Questo per sottolineare che l’attentato della Jihad e la possibile reazione israeliana non sono circoscrivibili allo specifico contesto israelo-palestinese e che una eventuale escalation su quello scacchiere avrebbe comunque ripercussioni a livello regionale. Naturalmente sarebbe eccessivo attribuire alla data dell’attentato un calcolo così strategicamente preciso, ma comunque la coincidenza enfatizza tutti i problemi e mette i protagonisti per così dire allo scoperto. Il che vale per Olmert, che non può mettere in causa il progetto di soluzione politica (anche unilaterale) su cui ha fondato la campagna elettorale di Kadima; vale per Hamas, che non può pensare di governare all’infinito barcamenandosi in una ambiguità che Usa ed Europa gli fanno pagare con l’isolamento e con la “punizione” economica (punizione che in realtà colpisce più che Hamas la popolazione palestinese); vale per Abu Mazen, che deve in qualche modo risolvere il problema del dualismo con il governo di Hamas e non può – come a suo tempo Arafat – fermarsi alle condanne tanto severe quanto prive di effetto pratico; ma vale anche per il Quartetto promotore della “road map” (Usa, Russia, Onu ed Europa) che deve porsi il problema se il continuare nella politica di chiusura totale verso un governo che è stato comunque democraticamente eletto non rischi di spingere la crisi verso una situazione di non ritorno.

E’ dunque in questo contesto che Olmert e il suo governo hanno scelto, malgrado le pressioni dei vertici militari, la strada che abbiamo definito del contenimento, senza parlare – almeno nell’immediato – di azioni militari più o meno ampie e fermo restando che queste cose prima si fanno e poi si annunciano e che comunque la Jihad (che vanta di avere settanta kamikaze pronti ad agire) e gli altri gruppi armati diversi da Hamas restano sotto tiro.
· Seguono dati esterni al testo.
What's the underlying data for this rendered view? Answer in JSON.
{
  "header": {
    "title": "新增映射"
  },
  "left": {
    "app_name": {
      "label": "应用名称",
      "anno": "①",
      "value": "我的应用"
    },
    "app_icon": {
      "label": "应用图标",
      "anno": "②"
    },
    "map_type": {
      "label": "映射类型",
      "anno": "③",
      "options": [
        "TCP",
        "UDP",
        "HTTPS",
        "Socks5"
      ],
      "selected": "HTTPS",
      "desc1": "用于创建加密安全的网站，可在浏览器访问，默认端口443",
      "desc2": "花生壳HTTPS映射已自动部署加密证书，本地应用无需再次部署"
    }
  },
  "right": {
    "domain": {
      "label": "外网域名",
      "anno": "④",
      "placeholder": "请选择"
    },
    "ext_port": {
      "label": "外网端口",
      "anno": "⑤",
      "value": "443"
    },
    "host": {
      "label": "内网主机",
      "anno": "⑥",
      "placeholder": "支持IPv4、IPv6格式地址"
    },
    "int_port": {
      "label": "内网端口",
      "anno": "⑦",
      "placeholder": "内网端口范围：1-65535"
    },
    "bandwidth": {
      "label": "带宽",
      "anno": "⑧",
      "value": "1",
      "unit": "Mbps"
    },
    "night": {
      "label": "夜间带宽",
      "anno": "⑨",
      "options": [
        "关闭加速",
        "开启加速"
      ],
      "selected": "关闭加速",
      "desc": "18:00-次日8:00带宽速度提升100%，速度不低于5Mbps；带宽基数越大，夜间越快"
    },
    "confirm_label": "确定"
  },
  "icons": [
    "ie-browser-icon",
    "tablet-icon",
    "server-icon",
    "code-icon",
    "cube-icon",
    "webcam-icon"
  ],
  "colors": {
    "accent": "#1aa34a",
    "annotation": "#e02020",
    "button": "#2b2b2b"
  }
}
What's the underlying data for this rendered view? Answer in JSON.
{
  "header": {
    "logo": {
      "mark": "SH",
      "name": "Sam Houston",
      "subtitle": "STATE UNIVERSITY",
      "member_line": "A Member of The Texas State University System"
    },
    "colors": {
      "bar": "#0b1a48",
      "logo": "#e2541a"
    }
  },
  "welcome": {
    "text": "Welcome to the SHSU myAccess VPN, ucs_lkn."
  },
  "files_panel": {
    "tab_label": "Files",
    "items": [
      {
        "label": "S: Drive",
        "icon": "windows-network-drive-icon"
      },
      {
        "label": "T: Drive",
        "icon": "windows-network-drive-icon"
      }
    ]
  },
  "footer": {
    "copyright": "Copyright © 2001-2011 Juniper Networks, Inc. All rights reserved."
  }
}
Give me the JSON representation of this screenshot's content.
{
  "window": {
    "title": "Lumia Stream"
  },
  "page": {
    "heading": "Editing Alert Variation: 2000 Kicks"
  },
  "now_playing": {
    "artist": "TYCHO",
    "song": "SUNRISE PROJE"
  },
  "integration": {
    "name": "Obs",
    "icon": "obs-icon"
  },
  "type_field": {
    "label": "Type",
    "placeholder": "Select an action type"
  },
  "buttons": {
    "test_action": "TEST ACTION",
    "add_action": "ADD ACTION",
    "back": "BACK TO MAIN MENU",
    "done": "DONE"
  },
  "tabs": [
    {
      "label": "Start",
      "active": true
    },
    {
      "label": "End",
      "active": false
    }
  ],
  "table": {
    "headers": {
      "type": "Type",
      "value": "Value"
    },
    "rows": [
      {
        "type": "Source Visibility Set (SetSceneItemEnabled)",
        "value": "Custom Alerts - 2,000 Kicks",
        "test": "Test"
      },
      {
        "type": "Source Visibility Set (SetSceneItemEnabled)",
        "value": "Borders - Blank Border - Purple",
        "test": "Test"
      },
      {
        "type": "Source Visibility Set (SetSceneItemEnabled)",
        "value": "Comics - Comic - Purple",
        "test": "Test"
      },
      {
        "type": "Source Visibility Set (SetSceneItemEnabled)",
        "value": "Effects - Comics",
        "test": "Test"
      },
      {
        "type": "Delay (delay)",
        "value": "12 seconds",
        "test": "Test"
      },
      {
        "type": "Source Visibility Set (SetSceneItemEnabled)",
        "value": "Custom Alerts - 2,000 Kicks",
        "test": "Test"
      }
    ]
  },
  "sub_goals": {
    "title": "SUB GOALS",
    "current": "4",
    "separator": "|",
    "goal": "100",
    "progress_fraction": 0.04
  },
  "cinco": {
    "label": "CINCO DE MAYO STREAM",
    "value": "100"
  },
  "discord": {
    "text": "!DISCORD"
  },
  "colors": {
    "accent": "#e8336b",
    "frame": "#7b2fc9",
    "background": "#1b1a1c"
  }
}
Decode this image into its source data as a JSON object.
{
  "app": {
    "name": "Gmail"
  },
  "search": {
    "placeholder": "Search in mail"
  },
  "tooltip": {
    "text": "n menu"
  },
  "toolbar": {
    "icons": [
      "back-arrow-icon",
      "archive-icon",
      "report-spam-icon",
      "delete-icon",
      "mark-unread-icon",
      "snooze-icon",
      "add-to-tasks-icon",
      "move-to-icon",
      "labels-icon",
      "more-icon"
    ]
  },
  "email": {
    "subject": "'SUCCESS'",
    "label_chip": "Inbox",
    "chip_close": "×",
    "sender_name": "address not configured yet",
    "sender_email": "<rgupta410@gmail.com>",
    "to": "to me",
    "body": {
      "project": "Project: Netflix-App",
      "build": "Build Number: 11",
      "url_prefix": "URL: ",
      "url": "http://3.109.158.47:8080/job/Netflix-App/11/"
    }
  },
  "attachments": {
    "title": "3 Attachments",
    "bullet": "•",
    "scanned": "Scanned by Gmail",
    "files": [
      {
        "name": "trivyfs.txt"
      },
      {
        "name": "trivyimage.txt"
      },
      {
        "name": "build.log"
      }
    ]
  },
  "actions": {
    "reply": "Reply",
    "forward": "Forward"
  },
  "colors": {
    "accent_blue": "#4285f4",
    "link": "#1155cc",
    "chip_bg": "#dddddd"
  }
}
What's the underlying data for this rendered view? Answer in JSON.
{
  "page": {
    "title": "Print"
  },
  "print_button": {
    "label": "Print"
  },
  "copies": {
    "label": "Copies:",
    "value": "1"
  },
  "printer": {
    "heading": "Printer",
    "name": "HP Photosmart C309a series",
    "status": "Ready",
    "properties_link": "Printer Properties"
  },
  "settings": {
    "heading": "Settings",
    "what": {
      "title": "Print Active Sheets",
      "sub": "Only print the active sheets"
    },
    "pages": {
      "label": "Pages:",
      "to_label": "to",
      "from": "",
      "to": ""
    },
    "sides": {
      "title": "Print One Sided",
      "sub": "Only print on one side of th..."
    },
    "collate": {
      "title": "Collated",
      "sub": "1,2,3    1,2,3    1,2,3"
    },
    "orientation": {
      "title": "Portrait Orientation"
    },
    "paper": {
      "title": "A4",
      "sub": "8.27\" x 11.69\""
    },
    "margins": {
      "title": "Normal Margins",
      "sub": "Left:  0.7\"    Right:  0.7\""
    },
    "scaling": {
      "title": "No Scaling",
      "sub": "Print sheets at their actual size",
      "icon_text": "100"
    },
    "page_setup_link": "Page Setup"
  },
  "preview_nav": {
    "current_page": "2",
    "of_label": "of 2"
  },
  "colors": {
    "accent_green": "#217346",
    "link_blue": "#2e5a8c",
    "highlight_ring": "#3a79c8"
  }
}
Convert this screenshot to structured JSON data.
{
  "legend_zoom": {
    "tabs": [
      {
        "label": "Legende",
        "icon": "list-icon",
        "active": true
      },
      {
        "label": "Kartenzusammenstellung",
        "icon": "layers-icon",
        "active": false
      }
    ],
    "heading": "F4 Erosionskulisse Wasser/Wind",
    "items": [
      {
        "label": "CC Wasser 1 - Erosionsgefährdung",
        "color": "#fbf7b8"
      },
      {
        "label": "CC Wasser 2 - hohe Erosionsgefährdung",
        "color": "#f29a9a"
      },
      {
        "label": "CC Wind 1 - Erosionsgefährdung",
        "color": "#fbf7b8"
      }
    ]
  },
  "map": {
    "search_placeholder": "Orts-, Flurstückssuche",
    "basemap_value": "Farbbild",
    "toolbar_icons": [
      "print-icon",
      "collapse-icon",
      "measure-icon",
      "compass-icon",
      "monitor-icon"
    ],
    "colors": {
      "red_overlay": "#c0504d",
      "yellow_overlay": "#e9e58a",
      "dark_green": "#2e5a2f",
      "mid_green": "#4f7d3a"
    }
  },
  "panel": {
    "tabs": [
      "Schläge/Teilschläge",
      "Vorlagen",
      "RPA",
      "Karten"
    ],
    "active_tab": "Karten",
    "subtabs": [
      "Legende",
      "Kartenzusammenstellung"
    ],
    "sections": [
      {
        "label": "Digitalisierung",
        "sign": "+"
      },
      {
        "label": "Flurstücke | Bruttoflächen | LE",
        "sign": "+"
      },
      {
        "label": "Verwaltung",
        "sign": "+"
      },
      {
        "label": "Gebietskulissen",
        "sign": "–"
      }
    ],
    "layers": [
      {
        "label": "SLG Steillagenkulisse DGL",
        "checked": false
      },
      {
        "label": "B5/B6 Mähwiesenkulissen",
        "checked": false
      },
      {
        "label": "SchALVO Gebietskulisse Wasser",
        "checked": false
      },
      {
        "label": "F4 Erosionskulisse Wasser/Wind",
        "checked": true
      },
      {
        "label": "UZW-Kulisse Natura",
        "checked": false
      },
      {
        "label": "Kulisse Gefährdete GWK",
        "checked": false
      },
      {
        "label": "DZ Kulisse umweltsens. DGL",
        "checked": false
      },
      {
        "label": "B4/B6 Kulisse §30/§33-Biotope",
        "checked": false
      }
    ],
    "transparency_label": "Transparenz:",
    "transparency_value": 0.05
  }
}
Tra le misure adottate ieri (e non tutte rese note) ci sono la revoca della residenza a Gerusalemme per i tre deputati di Hamas che vivono nel settore arabo, un rafforzamento dei controlli (già asfissianti) sugli ingressi di palestinesi in Israele e un massiccio irrigidimento dell’intero apparato di sicurezza dislocato sul territorio. Resta da vedere cosa potrà fare sull’opposto versante il presidente dell’Anp Abu Mazen, che ieri si è trovato a dover affrontare un problema inedito: la richiesta di gruppi armati come la Jihad, la Resistenza popolare ma anche cellule delle brigate Al Aqsa (che fanno capo a al Fatah) di “presentare le sue scuse a tutto il popolo palestinese per l’offesa da lui arrecata” condannando duramente l’attentato. Una prova di come le cose siano sul terreno più difficili di quanto può apparire da lontano.